Combien de temps passez-vous sur une chronique

Quatre semaines minimum d'observation, cinq à sept jours d'écriture. Le total avoisine cinq à six semaines par chronique, ce qui explique le rythme hebdomadaire et l'absence de production volumétrique comparable aux comparateurs automatisés du secteur.

Pourquoi ne publiez-vous pas de note chiffrée

Une note chiffrée résume ce qu'un texte doit expliquer. Elle permet au lecteur de survoler sans lire, ce qui va à l'encontre de mon projet éditorial. Je publie un verdict argumenté à la place, qui exige la lecture complète pour être compris.

Jouez-vous vous-même en dehors de vos tests

Oui, de manière modérée et hors périodes de test. Cette pratique personnelle m'aide à rester en phase avec le vécu du joueur ordinaire. Je la déclare pour éviter toute suspicion de discours d'abstinence ou de promotion masquée.

Comment financer votre site sans commission d'affiliation

Publicité éditoriale locale sur Lyon, ventes ponctuelles de chroniques à d'autres titres, soutien direct de lecteurs qui le souhaitent. Le modèle est étroit, il tient debout depuis quatre ans.

Utilisez-vous des générateurs de texte pour vos chroniques

Non. Chaque texte est écrit à la main dans les deux sens du terme, d'abord au stylo sur cahier puis frappé et réécrit à l'écran. L'écriture automatisée n'a pas sa place dans un travail éditorial signé et personnel.

Peut-on proposer un casino à tester

Oui. Envoyez par e-mail le nom, l'URL, la licence affichée et votre propre expérience. Je constitue ma liste de tests à partir de ces remontées et de ma veille personnelle. Toutes les suggestions ne sont pas retenues mais chacune est lue.

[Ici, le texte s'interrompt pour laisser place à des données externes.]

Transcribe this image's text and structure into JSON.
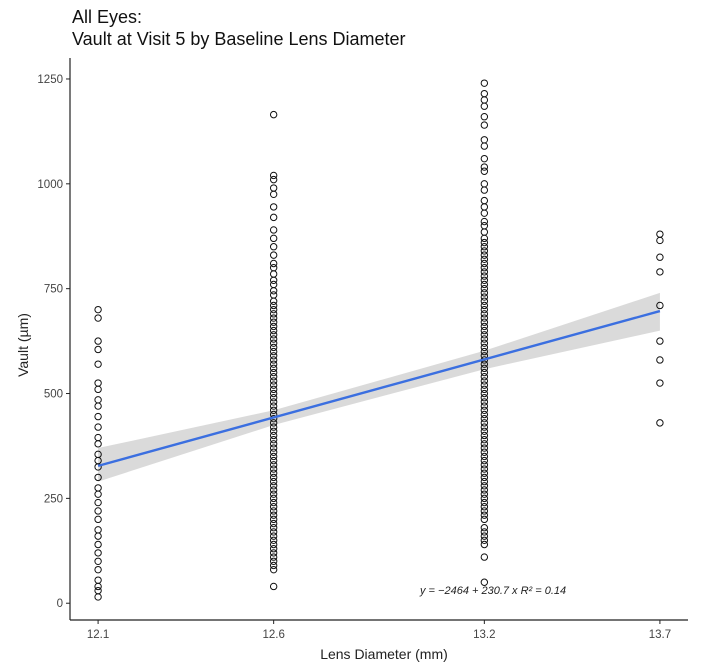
{
  "chart_data": {
    "type": "scatter",
    "title": "All Eyes:",
    "subtitle": "Vault at Visit 5 by Baseline Lens Diameter",
    "xlabel": "Lens Diameter (mm)",
    "ylabel": "Vault (µm)",
    "x_ticks": [
      "12.1",
      "12.6",
      "13.2",
      "13.7"
    ],
    "y_ticks": [
      0,
      250,
      500,
      750,
      1000,
      1250
    ],
    "ylim": [
      -40,
      1300
    ],
    "xlim": [
      12.02,
      13.78
    ],
    "annotation": "y = −2464 + 230.7 x   R² = 0.14",
    "fit": {
      "intercept": -2464,
      "slope": 230.7,
      "r_squared": 0.14,
      "line_color": "#3b6fe0",
      "band_color": "#d3d3d3",
      "band": [
        {
          "x": 12.1,
          "lo": 290,
          "hi": 370
        },
        {
          "x": 12.6,
          "lo": 425,
          "hi": 460
        },
        {
          "x": 13.2,
          "lo": 558,
          "hi": 602
        },
        {
          "x": 13.7,
          "lo": 650,
          "hi": 740
        }
      ]
    },
    "series": [
      {
        "x": 12.1,
        "values": [
          700,
          680,
          625,
          605,
          570,
          525,
          510,
          485,
          470,
          445,
          420,
          395,
          380,
          355,
          340,
          325,
          300,
          275,
          260,
          240,
          220,
          200,
          175,
          160,
          140,
          120,
          100,
          80,
          55,
          40,
          30,
          15
        ]
      },
      {
        "x": 12.6,
        "values": [
          1165,
          1020,
          1010,
          990,
          975,
          945,
          920,
          890,
          870,
          850,
          830,
          810,
          800,
          785,
          770,
          760,
          745,
          735,
          720,
          710,
          700,
          690,
          680,
          670,
          660,
          650,
          640,
          630,
          620,
          610,
          600,
          590,
          580,
          570,
          560,
          550,
          540,
          530,
          520,
          510,
          500,
          490,
          480,
          470,
          460,
          450,
          440,
          430,
          420,
          410,
          400,
          390,
          380,
          370,
          360,
          350,
          340,
          330,
          320,
          310,
          300,
          290,
          280,
          270,
          260,
          250,
          240,
          230,
          220,
          210,
          200,
          190,
          180,
          170,
          160,
          150,
          140,
          130,
          120,
          110,
          100,
          90,
          80,
          40
        ]
      },
      {
        "x": 13.2,
        "values": [
          1240,
          1215,
          1200,
          1185,
          1160,
          1140,
          1105,
          1090,
          1060,
          1040,
          1030,
          1000,
          985,
          960,
          945,
          930,
          910,
          900,
          885,
          870,
          860,
          850,
          840,
          830,
          820,
          810,
          800,
          790,
          780,
          770,
          760,
          750,
          740,
          730,
          720,
          710,
          700,
          690,
          680,
          670,
          660,
          650,
          640,
          630,
          620,
          610,
          600,
          590,
          580,
          570,
          560,
          550,
          540,
          530,
          520,
          510,
          500,
          490,
          480,
          470,
          460,
          450,
          440,
          430,
          420,
          410,
          400,
          390,
          380,
          370,
          360,
          350,
          340,
          330,
          320,
          310,
          300,
          290,
          280,
          270,
          260,
          250,
          240,
          230,
          220,
          210,
          200,
          180,
          170,
          160,
          150,
          140,
          110,
          50
        ]
      },
      {
        "x": 13.7,
        "values": [
          880,
          865,
          825,
          790,
          710,
          625,
          580,
          525,
          430
        ]
      }
    ],
    "grid": false,
    "legend": "none"
  }
}
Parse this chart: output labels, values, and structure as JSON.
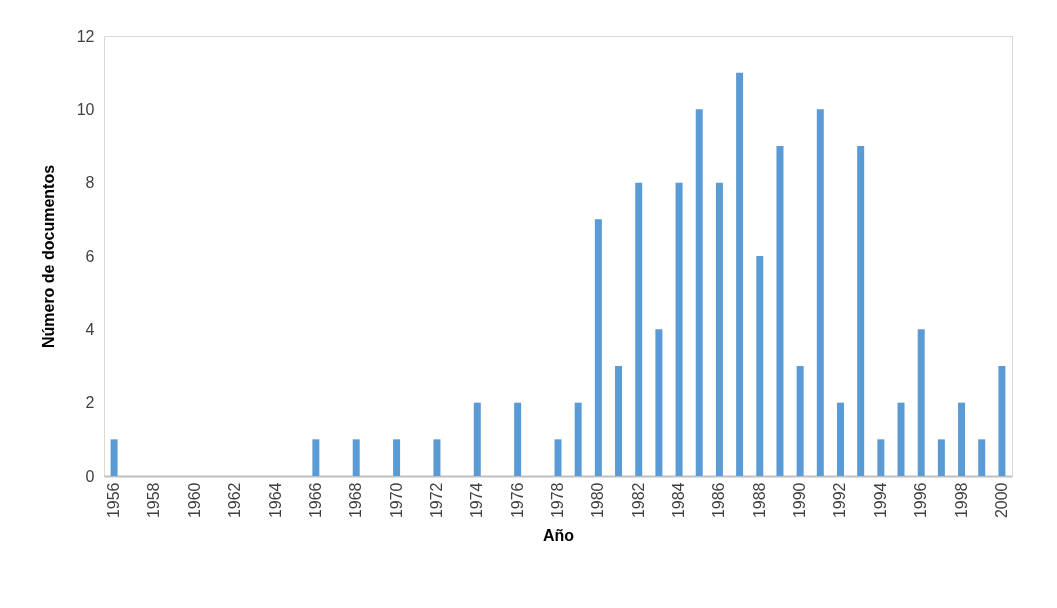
{
  "chart_data": {
    "type": "bar",
    "xlabel": "Año",
    "ylabel": "Número de documentos",
    "categories": [
      "1956",
      null,
      "1958",
      null,
      "1960",
      null,
      "1962",
      null,
      "1964",
      null,
      "1966",
      null,
      "1968",
      null,
      "1970",
      null,
      "1972",
      null,
      "1974",
      null,
      "1976",
      null,
      "1978",
      null,
      "1980",
      null,
      "1982",
      null,
      "1984",
      null,
      "1986",
      null,
      "1988",
      null,
      "1990",
      null,
      "1992",
      null,
      "1994",
      null,
      "1996",
      null,
      "1998",
      null,
      "2000"
    ],
    "values": [
      1,
      0,
      0,
      0,
      0,
      0,
      0,
      0,
      0,
      0,
      1,
      0,
      1,
      0,
      1,
      0,
      1,
      0,
      2,
      0,
      2,
      0,
      1,
      2,
      7,
      3,
      8,
      4,
      8,
      10,
      8,
      11,
      6,
      9,
      3,
      10,
      2,
      9,
      1,
      2,
      4,
      1,
      2,
      1,
      3
    ],
    "color": "#5b9bd5",
    "ylim": [
      0,
      12
    ],
    "yticks": [
      0,
      2,
      4,
      6,
      8,
      10,
      12
    ],
    "grid": false
  }
}
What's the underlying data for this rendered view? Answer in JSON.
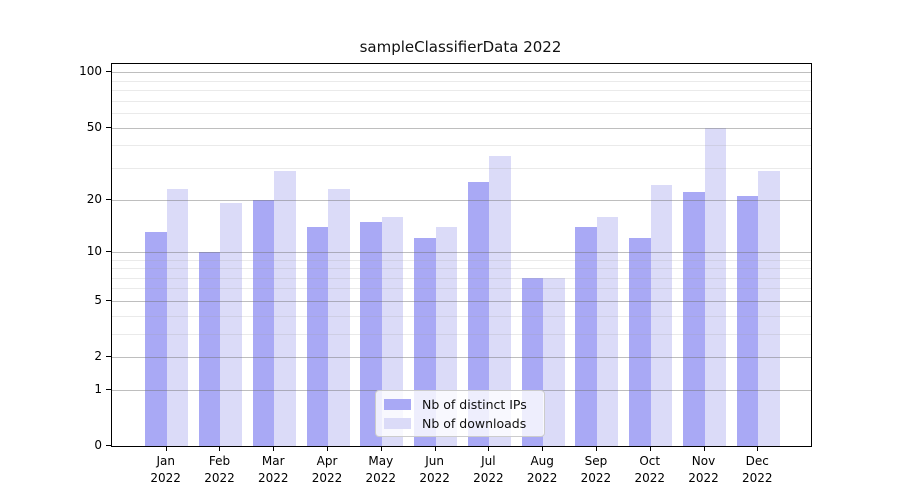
{
  "title": "sampleClassifierData 2022",
  "legend": {
    "items": [
      {
        "label": "Nb of distinct IPs",
        "color": "#a9a9f5"
      },
      {
        "label": "Nb of downloads",
        "color": "#dbdbf8"
      }
    ]
  },
  "chart_data": {
    "type": "bar",
    "title": "sampleClassifierData 2022",
    "xlabel": "",
    "ylabel": "",
    "y_scale": "log1p",
    "categories": [
      "Jan",
      "Feb",
      "Mar",
      "Apr",
      "May",
      "Jun",
      "Jul",
      "Aug",
      "Sep",
      "Oct",
      "Nov",
      "Dec"
    ],
    "category_year": "2022",
    "series": [
      {
        "name": "Nb of distinct IPs",
        "color": "#a9a9f5",
        "values": [
          13,
          10,
          20,
          14,
          15,
          12,
          25,
          7,
          14,
          12,
          22,
          21
        ]
      },
      {
        "name": "Nb of downloads",
        "color": "#dbdbf8",
        "values": [
          23,
          19,
          29,
          23,
          16,
          14,
          35,
          7,
          16,
          24,
          50,
          29
        ]
      }
    ],
    "yticks_major": [
      0,
      1,
      2,
      5,
      10,
      20,
      50,
      100
    ],
    "yticks_minor": [
      3,
      4,
      6,
      7,
      8,
      9,
      30,
      40,
      60,
      70,
      80,
      90
    ],
    "ylim": [
      0,
      111
    ],
    "grid": true,
    "legend_position": "lower center"
  }
}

Vos chroniques sont-elles disponibles en podcast

Non. Le format essai écrit est mon terrain de travail. Certains lecteurs enregistrent la lecture audio de leur côté, ce qui ne relève pas de mon site. Un projet audio est envisagé pour 2027 sans engagement ferme.

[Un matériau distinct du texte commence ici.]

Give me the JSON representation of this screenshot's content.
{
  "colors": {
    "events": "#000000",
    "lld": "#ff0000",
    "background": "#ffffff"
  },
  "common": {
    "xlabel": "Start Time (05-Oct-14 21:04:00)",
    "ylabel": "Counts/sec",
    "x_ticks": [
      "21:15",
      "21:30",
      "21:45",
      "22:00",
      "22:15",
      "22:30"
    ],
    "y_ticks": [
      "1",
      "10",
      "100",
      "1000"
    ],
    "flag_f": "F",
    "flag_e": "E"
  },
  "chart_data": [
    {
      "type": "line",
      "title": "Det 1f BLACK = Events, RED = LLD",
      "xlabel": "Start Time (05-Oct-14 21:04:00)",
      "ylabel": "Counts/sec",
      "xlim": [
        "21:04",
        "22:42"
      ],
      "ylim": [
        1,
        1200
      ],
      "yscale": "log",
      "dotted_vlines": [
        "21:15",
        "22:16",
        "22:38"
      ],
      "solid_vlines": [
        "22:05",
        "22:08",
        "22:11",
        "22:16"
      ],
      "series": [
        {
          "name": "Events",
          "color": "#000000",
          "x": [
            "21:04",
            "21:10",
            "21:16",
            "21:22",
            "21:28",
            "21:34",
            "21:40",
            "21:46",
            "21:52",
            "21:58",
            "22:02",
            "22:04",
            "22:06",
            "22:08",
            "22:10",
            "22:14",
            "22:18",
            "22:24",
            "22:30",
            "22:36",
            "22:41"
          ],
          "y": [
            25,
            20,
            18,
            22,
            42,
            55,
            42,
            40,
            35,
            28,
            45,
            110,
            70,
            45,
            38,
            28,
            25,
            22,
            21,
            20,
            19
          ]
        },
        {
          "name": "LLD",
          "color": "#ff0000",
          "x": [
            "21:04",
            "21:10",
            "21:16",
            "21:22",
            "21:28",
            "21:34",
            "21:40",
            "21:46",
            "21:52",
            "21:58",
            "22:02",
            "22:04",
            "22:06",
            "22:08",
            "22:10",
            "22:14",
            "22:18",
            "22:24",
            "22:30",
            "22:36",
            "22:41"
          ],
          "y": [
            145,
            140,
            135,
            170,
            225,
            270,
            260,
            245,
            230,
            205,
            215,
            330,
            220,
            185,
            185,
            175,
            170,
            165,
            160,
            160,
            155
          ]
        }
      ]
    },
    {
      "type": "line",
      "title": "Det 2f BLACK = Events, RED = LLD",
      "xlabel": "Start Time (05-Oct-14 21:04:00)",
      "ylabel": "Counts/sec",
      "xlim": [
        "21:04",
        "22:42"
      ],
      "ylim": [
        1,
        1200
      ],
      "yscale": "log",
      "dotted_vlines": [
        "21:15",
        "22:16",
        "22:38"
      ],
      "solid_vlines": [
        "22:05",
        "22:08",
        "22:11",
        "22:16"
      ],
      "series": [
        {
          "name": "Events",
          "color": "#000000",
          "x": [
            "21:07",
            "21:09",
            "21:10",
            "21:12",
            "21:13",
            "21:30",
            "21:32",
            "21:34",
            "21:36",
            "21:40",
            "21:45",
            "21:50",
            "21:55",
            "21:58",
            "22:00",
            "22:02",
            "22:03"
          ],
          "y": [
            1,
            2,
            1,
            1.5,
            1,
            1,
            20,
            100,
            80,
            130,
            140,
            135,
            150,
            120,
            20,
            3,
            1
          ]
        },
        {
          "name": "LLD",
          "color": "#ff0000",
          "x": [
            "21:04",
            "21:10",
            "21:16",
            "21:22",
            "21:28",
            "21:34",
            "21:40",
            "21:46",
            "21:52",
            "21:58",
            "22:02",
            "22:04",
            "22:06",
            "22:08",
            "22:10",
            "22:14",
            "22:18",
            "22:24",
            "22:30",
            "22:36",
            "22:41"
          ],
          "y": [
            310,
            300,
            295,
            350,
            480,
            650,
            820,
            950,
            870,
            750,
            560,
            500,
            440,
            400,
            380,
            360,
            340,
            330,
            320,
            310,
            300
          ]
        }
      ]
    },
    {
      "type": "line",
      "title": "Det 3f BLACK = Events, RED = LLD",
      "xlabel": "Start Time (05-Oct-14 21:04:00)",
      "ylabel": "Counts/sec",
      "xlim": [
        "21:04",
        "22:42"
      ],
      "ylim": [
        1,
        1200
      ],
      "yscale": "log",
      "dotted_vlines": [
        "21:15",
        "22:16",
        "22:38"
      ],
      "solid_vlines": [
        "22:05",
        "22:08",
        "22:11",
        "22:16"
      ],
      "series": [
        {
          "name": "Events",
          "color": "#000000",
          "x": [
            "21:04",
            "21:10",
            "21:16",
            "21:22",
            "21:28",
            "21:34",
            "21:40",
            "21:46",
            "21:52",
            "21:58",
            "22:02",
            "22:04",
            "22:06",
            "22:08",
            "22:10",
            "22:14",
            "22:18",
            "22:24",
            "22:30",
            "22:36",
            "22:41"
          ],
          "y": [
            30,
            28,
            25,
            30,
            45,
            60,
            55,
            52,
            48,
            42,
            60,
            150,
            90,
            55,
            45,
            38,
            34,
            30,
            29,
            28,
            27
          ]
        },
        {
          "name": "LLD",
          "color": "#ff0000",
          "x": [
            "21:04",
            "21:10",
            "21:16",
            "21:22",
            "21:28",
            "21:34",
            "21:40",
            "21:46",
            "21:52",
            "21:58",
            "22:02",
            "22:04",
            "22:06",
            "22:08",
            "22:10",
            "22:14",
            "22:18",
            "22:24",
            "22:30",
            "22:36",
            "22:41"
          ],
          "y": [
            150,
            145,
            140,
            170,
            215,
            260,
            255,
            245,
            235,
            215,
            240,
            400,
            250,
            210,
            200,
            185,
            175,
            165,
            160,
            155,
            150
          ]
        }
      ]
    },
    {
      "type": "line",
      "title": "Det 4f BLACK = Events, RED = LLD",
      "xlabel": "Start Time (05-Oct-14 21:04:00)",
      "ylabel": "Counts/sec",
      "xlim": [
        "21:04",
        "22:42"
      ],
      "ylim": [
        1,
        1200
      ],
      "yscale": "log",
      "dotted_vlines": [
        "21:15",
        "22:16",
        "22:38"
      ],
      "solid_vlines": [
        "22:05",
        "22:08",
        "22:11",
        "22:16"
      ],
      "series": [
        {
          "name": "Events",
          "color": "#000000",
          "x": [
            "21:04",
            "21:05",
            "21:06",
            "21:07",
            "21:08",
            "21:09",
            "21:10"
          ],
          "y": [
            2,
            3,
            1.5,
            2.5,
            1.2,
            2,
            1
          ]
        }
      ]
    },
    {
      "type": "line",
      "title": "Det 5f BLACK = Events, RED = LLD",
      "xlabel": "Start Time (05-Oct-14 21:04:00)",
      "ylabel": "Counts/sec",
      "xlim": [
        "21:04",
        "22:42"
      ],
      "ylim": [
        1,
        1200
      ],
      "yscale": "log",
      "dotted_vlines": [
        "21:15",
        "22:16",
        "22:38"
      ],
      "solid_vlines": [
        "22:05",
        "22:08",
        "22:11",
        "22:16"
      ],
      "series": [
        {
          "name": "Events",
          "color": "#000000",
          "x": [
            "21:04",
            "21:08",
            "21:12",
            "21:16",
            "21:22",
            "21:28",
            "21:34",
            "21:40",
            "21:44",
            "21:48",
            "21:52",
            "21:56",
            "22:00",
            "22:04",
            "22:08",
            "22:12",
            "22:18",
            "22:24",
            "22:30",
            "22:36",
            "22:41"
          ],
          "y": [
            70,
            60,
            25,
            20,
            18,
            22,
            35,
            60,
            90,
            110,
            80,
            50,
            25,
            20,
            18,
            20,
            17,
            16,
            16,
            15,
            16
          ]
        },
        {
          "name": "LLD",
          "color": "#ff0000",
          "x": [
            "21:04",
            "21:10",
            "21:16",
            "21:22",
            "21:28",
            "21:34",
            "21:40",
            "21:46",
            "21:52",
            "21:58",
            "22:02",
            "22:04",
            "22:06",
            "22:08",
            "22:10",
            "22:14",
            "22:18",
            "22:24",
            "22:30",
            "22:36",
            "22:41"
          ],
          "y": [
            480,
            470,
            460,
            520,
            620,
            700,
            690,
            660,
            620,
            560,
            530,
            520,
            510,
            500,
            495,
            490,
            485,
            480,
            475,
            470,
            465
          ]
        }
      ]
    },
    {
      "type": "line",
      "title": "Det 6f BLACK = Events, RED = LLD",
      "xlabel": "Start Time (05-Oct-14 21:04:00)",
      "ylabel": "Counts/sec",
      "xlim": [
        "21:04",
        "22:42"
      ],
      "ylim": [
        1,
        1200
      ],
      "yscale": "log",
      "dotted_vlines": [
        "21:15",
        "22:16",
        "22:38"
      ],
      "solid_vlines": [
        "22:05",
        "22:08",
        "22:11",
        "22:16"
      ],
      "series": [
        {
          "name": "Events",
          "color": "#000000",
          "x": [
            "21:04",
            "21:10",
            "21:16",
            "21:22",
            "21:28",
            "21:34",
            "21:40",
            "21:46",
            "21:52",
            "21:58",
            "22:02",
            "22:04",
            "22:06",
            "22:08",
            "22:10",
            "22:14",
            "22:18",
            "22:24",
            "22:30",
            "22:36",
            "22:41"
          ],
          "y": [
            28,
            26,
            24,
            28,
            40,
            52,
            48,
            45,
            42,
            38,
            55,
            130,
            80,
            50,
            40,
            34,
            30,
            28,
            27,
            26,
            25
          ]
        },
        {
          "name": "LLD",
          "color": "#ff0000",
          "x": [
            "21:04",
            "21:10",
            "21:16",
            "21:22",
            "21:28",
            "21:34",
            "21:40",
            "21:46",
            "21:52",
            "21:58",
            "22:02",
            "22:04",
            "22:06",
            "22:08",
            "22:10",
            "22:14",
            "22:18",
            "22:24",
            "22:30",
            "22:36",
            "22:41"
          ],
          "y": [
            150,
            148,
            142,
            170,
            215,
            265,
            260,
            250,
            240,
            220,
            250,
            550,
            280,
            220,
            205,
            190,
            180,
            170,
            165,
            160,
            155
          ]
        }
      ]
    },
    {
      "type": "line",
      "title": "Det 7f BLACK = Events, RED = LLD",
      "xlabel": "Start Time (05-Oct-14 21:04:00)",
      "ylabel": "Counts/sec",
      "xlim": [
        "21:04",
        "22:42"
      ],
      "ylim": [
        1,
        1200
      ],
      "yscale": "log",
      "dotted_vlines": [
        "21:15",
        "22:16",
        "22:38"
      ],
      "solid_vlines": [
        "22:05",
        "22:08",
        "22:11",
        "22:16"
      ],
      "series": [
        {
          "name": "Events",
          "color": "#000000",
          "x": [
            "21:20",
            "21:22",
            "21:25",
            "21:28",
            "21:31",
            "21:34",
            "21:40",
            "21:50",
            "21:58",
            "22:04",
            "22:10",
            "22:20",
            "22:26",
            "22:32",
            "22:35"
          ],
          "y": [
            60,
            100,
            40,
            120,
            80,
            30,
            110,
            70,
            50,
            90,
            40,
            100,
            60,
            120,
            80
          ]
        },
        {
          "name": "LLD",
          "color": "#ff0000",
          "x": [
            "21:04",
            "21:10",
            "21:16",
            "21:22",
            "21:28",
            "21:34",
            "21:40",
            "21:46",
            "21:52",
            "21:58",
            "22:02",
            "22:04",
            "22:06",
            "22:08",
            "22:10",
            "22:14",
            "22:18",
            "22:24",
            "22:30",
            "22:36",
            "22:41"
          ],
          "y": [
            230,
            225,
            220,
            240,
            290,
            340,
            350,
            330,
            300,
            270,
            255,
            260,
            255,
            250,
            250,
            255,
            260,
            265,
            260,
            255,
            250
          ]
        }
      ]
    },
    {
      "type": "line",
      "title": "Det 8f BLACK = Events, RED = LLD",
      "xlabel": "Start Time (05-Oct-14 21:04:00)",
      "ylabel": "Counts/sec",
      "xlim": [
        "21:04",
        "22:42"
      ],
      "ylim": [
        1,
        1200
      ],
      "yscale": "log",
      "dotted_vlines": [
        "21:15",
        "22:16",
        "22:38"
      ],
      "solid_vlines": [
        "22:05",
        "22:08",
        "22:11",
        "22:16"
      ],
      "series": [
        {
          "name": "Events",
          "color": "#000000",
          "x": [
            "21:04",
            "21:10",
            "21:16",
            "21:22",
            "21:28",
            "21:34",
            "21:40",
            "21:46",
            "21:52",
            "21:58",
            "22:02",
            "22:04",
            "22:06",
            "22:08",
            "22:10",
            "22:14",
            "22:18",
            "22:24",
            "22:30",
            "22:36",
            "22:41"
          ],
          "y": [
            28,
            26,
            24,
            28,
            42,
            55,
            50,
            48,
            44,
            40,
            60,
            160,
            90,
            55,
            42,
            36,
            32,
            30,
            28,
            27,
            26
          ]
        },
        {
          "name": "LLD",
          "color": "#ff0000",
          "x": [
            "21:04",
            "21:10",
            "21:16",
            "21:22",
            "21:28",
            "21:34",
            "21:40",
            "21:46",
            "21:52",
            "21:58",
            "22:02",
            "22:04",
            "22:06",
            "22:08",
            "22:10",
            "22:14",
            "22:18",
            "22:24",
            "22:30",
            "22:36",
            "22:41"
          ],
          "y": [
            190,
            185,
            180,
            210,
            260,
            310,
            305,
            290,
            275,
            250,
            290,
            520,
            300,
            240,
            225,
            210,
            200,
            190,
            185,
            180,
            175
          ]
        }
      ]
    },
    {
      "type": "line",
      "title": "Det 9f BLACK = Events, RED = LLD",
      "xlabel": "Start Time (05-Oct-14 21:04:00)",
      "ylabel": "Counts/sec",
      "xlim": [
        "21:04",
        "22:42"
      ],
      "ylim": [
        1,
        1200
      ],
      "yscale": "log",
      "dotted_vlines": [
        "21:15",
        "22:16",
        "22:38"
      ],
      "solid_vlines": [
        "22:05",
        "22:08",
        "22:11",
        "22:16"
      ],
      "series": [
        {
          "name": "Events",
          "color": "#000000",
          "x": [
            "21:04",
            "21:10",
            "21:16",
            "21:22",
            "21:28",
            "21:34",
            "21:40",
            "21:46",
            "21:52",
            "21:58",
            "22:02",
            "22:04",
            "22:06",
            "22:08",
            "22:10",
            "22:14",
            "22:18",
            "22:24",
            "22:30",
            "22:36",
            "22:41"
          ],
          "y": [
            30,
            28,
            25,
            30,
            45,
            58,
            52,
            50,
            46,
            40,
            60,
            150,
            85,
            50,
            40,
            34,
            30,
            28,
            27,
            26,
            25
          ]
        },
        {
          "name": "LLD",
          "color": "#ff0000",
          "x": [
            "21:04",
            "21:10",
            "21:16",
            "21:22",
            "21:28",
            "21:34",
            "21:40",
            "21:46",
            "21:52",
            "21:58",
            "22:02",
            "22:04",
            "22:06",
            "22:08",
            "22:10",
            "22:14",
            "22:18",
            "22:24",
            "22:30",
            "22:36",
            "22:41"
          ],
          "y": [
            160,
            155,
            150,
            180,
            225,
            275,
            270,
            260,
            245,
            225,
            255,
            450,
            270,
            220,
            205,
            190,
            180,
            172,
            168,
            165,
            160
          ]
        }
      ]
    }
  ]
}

Peut-on citer vos chroniques ailleurs

Oui, avec attribution nominative et lien retour vers la chronique originale. La reproduction intégrale sans autorisation est interdite. Un extrait court avec citation est encouragé, l'échange éditorial sert l'intérêt commun.

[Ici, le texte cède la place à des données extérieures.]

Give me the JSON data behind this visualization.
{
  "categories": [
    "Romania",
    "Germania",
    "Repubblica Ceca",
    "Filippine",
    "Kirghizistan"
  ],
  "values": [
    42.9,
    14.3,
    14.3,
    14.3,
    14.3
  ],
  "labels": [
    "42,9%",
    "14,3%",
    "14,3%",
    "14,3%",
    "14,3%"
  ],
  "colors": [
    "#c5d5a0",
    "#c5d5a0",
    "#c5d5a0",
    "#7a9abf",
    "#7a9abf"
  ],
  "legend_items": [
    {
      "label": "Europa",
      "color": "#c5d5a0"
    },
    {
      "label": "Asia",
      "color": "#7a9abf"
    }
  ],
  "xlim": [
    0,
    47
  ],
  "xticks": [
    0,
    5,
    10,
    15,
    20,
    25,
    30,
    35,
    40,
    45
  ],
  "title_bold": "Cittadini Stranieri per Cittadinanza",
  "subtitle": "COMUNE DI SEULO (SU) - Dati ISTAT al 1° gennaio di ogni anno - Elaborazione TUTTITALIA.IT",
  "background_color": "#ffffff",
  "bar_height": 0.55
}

Publiez-vous des chroniques négatives

Oui, régulièrement. Environ un tiers de mes chroniques concluent à un déconseil argumenté. Ces textes sont plus difficiles à écrire et davantage contestés par les opérateurs concernés. Ils sont pourtant la contrepartie nécessaire des chroniques favorables pour préserver la crédibilité éditoriale.